In 2007, Nebraska state senator Ernie Chambers sued God. As KETV Omaha reported at the time, Chambers’s lawsuit sought “a permanent injunction ordering God to cease certain harmful activities and the making of terroristic threats.”

According to the mortal plaintiff, the immortal defendant had caused “fearsome floods, egregious earthquakes, horrendous hurricanes, terrifying tornadoes, pestilential plagues, ferocious famines, devastating droughts, genocidal wars, birth defects, and the like” [PDF]. Chambers claimed he had tried to alert God of the impending lawsuit by shouting, “Come out, come out, wherever you are,” but the attempt failed to get the deity’s attention. Chambers further claimed that he had jurisdiction to sue the Almighty, since, “being Omnipresent, [He] is personally present in Douglas County."

The lawsuit was absurd, but that was the point. The deliberation came in the midst of a controversial sexual assault case in which a district judge had barred the plaintiff, a Nebraska woman, from using the words rape or victim during trial. After two mistrials, the accuser sued the judge for violating her rights to free speech—but a federal judge deemed that lawsuit legally “frivolous” (that is, without merit). This came in the wake of a Nebraska statute that further restricted such frivolous lawsuits.

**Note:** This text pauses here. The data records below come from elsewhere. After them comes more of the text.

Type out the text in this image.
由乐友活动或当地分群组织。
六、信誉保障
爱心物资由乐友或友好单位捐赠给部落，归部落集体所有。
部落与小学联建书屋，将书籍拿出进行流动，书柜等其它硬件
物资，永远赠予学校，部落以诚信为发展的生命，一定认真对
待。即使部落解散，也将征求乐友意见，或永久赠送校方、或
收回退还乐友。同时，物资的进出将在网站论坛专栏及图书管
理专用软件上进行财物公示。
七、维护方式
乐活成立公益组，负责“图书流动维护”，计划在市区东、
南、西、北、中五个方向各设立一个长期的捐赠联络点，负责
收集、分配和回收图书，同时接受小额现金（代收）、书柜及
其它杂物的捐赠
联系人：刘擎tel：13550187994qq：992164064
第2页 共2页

For Chambers, this appears to have been a flashpoint. By suing God, he hoped to make a political statement: That a court should be required to hear a case, no matter how frivolous it might be. “The Constitution requires that the courthouse doors be open,” he said, “so you cannot prohibit the filing of suits. Anyone can sue anyone they choose, even God.”

It wasn’t the first—or last—time somebody had sued a supernatural being. In 1971, a Pennsylvania inmate named Gerald Mayo sued “Satan and his servants” because they had “placed deliberate obstacles in plaintiff’s path and caused his downfall.” In 2007, a Romanian murderer attempted to sue God for “not protecting him from the Devil’s influence,” Eric Grundhauser wrote in Atlas Obscura. Both cases were dismissed.

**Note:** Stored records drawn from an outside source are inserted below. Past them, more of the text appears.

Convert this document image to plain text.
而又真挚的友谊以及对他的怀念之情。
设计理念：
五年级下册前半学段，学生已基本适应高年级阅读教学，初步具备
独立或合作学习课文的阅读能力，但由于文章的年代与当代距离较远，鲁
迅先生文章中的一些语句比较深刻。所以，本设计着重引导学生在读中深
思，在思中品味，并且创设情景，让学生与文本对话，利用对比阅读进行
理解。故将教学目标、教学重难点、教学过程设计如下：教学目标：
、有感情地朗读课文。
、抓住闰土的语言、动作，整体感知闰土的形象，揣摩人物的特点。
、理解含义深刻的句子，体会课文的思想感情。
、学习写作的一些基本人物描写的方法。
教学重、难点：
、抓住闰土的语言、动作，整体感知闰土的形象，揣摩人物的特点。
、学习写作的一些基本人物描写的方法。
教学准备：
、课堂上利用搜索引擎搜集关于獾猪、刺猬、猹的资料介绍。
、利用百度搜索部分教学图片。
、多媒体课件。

In August 2008, Chambers and God got their day in court, with Douglas County District Court judge Marlon Polk presiding and “an empty table reserved for God and God’s attorney,” according to the Associated Press. In a four-page decision, Polk dismissed the lawsuit because God’s home address was unlisted. Since the deity could not be properly summoned, the case could not move forward.

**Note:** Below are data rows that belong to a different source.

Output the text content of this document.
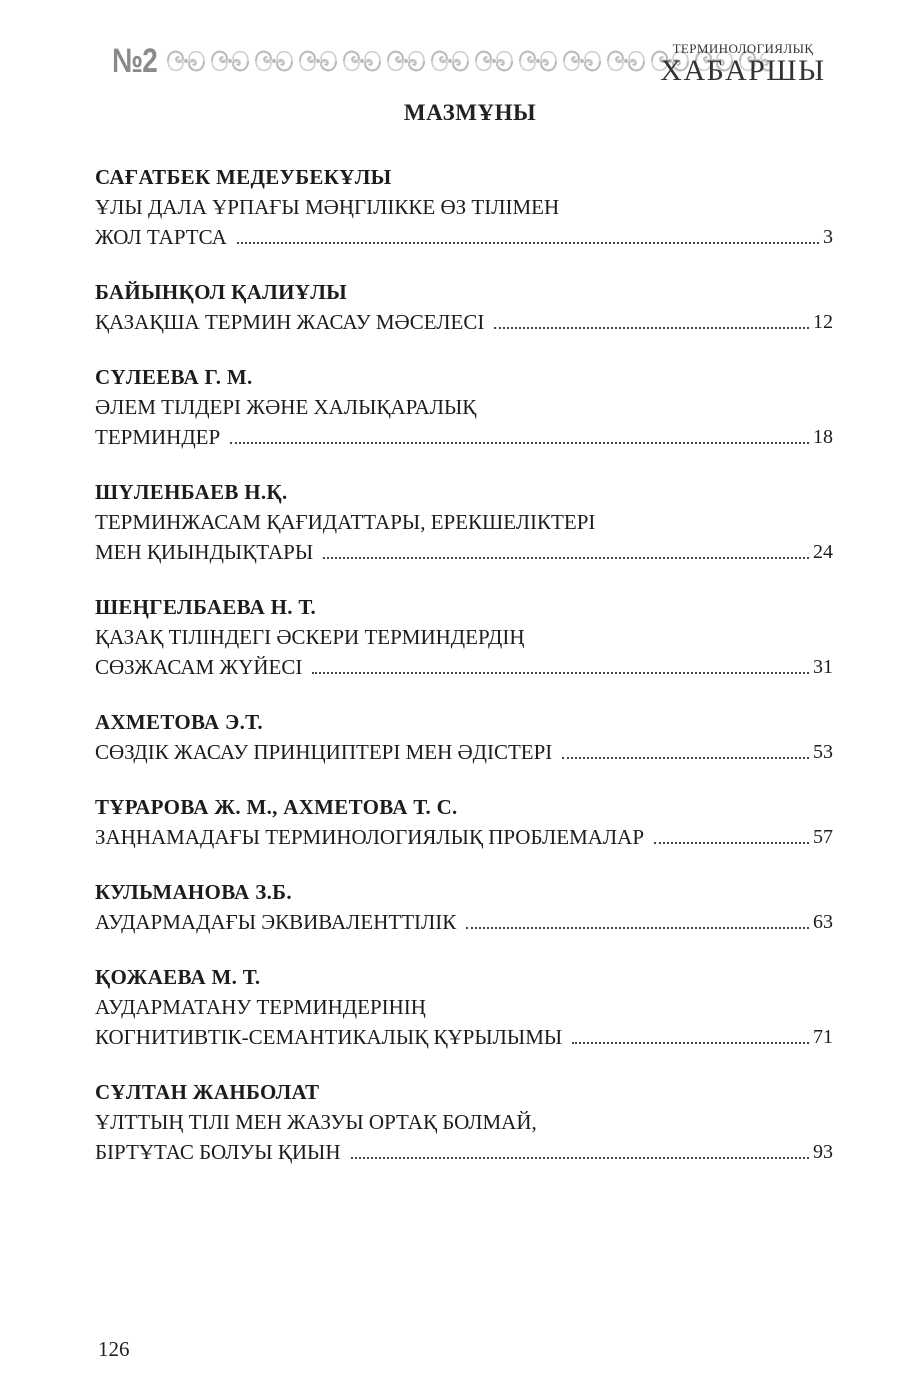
№2	ТЕРМИНОЛОГИЯЛЫҚ
ХАБАРШЫ
МАЗМҰНЫ
САҒАТБЕК МЕДЕУБЕКҰЛЫ
ҰЛЫ ДАЛА ҰРПАҒЫ МӘҢГІЛІККЕ ӨЗ ТІЛІМЕН
ЖОЛ ТАРТСА	3
БАЙЫНҚОЛ ҚАЛИҰЛЫ
ҚАЗАҚША ТЕРМИН ЖАСАУ МӘСЕЛЕСІ	12
СҮЛЕЕВА Г. М.
ӘЛЕМ ТІЛДЕРІ ЖӘНЕ ХАЛЫҚАРАЛЫҚ
ТЕРМИНДЕР	18
ШҮЛЕНБАЕВ Н.Қ.
ТЕРМИНЖАСАМ ҚАҒИДАТТАРЫ, ЕРЕКШЕЛІКТЕРІ
МЕН ҚИЫНДЫҚТАРЫ	24
ШЕҢГЕЛБАЕВА Н. Т.
ҚАЗАҚ ТІЛІНДЕГІ ӘСКЕРИ ТЕРМИНДЕРДІҢ
СӨЗЖАСАМ ЖҮЙЕСІ	31
АХМЕТОВА Э.Т.
СӨЗДІК ЖАСАУ ПРИНЦИПТЕРІ МЕН ӘДІСТЕРІ	53
ТҰРАРОВА Ж. М., АХМЕТОВА Т. С.
ЗАҢНАМАДАҒЫ ТЕРМИНОЛОГИЯЛЫҚ ПРОБЛЕМАЛАР	57
КУЛЬМАНОВА З.Б.
АУДАРМАДАҒЫ ЭКВИВАЛЕНТТІЛІК	63
ҚОЖАЕВА М. Т.
АУДАРМАТАНУ ТЕРМИНДЕРІНІҢ
КОГНИТИВТІК-СЕМАНТИКАЛЫҚ ҚҰРЫЛЫМЫ	71
СҰЛТАН ЖАНБОЛАТ
ҰЛТТЫҢ ТІЛІ МЕН ЖАЗУЫ ОРТАҚ БОЛМАЙ,
БІРТҰТАС БОЛУЫ ҚИЫН	93
126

Chambers saw this coming. Since God is omniscient, Chambers argued, He doesn’t need to be served because He already knows it’s coming. Judge Polk, however, didn’t budge. “Given that this court finds that there can never be service effectuated on the named defendant this action will be dismissed with prejudice,” he wrote.

It should be noted that Chambers has a history of using absurdity to make broader political points. In his opposition to the state’s Concealed Handgun Permit Act [PDF], Chambers once offered an amendment suggesting a formula that claimed to help determine the maximum number of pistols a person could carry: It involved “multiplying the size of the licensee’s right shoe by three-times the girth of the licensee’s waist after a full meal, measured and certified by a professional tailor” [PDF].